In one study by Wansink, adults and children, pouring their own drinks, believed that there was less in short, wide glasses than in tall, slender ones, even though the amounts were the same. They were more likely to refill the short, wide glasses.

Here, visual cues, not physical ones, accounted for how much people drank.

A Bottomless Bowl

In another study by Wansink, participants were offered soup, either in a standard bowl, or unbeknownst to them, in a "self-refilling" bowl to see how much was consumed. The standard bowl was an accurate visual cue of portion size while the self-refilling one was not.

Again, the theory was that people use visual estimates of food and liquids more than physical satiety signs. If you alter the visual cue, do people keep eating, even if no longer hungry?

Sure enough, participants with bowls that kept refilling ate 73 percent more soup than those with the normal bowl. What's more, they didn't perceive that they ate more, and didn't feel fuller than those eating from the normal bowls.

Nutrition Experts Are Not Immune

In another experiment by Wansink, participants, including many nutrition experts, were given bowls and spoons of different sizes and told to help themselves to ice cream for a celebration. Those with larger bowls and spoons took more; those with smaller bowls and spoons took less.

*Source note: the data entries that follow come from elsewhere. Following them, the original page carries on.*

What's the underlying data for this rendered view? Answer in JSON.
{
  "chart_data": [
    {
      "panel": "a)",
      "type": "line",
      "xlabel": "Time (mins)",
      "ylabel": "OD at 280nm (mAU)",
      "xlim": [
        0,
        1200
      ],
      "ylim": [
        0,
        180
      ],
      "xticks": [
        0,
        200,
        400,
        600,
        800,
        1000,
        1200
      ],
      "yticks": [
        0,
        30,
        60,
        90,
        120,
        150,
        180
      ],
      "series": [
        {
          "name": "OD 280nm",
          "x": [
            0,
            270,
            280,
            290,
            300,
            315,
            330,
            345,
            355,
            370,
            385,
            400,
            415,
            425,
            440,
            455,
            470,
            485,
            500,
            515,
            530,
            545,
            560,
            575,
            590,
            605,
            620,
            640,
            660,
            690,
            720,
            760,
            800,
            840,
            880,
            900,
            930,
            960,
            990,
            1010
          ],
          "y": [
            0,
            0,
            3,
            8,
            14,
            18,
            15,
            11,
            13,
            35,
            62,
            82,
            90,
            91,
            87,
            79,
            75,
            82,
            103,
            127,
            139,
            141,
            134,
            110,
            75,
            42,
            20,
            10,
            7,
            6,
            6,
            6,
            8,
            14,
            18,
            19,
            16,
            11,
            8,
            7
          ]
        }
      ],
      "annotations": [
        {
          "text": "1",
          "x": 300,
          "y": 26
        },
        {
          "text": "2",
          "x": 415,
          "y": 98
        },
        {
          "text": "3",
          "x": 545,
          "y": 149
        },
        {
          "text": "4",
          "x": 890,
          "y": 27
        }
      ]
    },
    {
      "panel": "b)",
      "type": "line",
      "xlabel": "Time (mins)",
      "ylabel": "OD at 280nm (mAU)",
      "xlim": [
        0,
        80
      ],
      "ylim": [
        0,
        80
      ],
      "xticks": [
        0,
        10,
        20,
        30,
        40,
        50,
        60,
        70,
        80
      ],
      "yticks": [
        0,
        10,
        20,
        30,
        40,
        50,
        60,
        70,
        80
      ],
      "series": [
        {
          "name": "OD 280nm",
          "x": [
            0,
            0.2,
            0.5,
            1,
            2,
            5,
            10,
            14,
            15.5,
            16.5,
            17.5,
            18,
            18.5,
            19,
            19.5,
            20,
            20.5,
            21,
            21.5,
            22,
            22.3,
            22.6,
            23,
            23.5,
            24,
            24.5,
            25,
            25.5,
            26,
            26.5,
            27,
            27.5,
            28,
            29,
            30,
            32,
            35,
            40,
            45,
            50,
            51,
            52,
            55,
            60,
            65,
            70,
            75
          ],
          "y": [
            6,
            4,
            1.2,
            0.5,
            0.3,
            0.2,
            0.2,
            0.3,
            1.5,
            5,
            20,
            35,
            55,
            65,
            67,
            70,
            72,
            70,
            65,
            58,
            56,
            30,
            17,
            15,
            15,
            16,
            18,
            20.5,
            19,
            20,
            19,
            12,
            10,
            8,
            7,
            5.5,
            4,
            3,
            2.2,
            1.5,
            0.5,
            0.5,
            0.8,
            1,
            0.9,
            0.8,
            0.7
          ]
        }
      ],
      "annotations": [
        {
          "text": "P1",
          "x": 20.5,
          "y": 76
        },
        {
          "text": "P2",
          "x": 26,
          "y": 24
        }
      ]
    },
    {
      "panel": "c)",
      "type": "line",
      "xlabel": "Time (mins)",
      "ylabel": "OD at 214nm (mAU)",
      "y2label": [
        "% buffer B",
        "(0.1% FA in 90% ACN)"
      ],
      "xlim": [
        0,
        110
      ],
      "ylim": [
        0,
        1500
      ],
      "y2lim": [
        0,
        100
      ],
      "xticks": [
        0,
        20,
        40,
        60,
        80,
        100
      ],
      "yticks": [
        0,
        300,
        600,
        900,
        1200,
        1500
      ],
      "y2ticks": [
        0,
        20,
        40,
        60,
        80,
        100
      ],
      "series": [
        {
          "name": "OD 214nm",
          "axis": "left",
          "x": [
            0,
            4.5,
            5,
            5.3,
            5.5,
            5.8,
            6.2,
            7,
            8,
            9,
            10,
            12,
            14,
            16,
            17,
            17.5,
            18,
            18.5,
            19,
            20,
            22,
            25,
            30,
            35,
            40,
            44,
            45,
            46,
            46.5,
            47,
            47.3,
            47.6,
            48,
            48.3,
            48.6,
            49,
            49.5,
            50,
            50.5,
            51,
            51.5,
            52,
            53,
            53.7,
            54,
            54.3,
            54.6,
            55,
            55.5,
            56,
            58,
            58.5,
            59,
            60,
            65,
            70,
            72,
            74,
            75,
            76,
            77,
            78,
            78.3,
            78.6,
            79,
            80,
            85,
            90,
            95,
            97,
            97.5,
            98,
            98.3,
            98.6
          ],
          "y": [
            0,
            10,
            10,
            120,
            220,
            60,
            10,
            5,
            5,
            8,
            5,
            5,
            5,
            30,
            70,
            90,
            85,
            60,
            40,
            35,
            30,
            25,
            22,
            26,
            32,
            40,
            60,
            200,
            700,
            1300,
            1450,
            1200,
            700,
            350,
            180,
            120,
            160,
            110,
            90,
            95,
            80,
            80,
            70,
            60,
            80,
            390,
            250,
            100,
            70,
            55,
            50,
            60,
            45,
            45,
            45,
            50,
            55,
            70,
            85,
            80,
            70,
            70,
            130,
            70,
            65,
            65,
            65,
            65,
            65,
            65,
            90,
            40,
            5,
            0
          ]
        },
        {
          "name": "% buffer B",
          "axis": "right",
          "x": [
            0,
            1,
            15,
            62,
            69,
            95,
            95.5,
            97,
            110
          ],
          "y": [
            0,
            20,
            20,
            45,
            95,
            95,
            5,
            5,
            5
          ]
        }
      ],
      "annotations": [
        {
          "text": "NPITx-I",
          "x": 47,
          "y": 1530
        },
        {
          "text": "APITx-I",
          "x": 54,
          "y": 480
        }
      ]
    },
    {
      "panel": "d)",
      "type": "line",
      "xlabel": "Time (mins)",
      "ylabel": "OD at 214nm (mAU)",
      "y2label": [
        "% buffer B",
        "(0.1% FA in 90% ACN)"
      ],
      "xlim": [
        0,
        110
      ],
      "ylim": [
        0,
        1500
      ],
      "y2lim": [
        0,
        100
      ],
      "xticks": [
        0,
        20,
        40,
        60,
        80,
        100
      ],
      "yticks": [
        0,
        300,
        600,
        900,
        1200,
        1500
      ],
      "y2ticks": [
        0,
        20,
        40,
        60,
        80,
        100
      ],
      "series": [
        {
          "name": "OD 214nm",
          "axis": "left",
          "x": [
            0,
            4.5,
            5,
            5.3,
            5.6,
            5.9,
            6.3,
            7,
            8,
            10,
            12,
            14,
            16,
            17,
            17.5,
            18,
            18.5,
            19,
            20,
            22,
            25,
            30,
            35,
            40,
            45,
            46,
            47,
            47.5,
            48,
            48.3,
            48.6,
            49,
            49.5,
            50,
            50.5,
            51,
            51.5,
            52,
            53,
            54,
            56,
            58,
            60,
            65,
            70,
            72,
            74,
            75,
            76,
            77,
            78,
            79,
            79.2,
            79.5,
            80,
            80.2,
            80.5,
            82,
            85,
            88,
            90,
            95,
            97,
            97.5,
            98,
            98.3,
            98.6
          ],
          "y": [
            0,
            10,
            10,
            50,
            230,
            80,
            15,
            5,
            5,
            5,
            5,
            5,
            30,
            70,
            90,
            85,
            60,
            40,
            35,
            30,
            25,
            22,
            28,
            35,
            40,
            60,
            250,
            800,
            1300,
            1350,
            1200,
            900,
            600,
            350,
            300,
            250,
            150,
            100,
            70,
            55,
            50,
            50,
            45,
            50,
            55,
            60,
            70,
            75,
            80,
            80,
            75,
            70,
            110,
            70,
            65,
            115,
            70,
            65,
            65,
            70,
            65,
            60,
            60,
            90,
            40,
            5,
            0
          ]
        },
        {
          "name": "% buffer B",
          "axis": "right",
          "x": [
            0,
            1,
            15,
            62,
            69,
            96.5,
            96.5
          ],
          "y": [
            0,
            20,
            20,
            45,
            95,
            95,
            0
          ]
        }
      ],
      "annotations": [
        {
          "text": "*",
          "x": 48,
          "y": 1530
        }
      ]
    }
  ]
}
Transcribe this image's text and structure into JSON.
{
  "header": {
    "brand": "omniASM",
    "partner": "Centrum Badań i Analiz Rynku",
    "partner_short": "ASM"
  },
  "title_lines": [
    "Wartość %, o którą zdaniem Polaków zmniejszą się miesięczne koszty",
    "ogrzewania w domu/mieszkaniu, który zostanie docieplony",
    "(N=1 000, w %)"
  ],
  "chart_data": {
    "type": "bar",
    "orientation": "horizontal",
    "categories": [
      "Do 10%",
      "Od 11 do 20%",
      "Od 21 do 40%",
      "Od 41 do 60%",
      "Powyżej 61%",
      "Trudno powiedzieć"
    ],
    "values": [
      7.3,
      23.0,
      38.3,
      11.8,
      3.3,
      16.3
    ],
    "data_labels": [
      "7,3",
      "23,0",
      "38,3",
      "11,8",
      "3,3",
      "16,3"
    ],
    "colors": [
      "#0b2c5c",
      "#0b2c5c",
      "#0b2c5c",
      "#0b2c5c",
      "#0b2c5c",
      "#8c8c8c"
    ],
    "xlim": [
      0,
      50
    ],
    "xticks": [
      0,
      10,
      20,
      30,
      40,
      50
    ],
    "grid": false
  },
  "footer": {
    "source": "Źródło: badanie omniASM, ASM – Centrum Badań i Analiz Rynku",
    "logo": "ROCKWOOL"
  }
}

What Can We Take Away From All This?

  • Be aware that what your eyes see can override your physical sense of being full.
  • Eat off smaller plates and bowls.
  • Use more delicate silverware and serving utensils.
  • Buy tall, slender glasses instead of short, wide ones.

Sources

  • Wansink B, Painter JE, North, J. Bottomless Bowls: Why Visual Cues of Portion Size May Influence Intake. Obesity Research 2005; 13: 93-100.
  • Wansink, B van Ittersum, K. Bottoms Up! The Influence of Elongation and Pouring on Consumption Volume. Journal of Consumer Research 2003; 30: 455-463.
  • Wansink, B, van Ittersum K, Painter JE. Ice cream illusions: bowls, spoons, and self-served portion sizes. Am J Prev Med 2006; 31.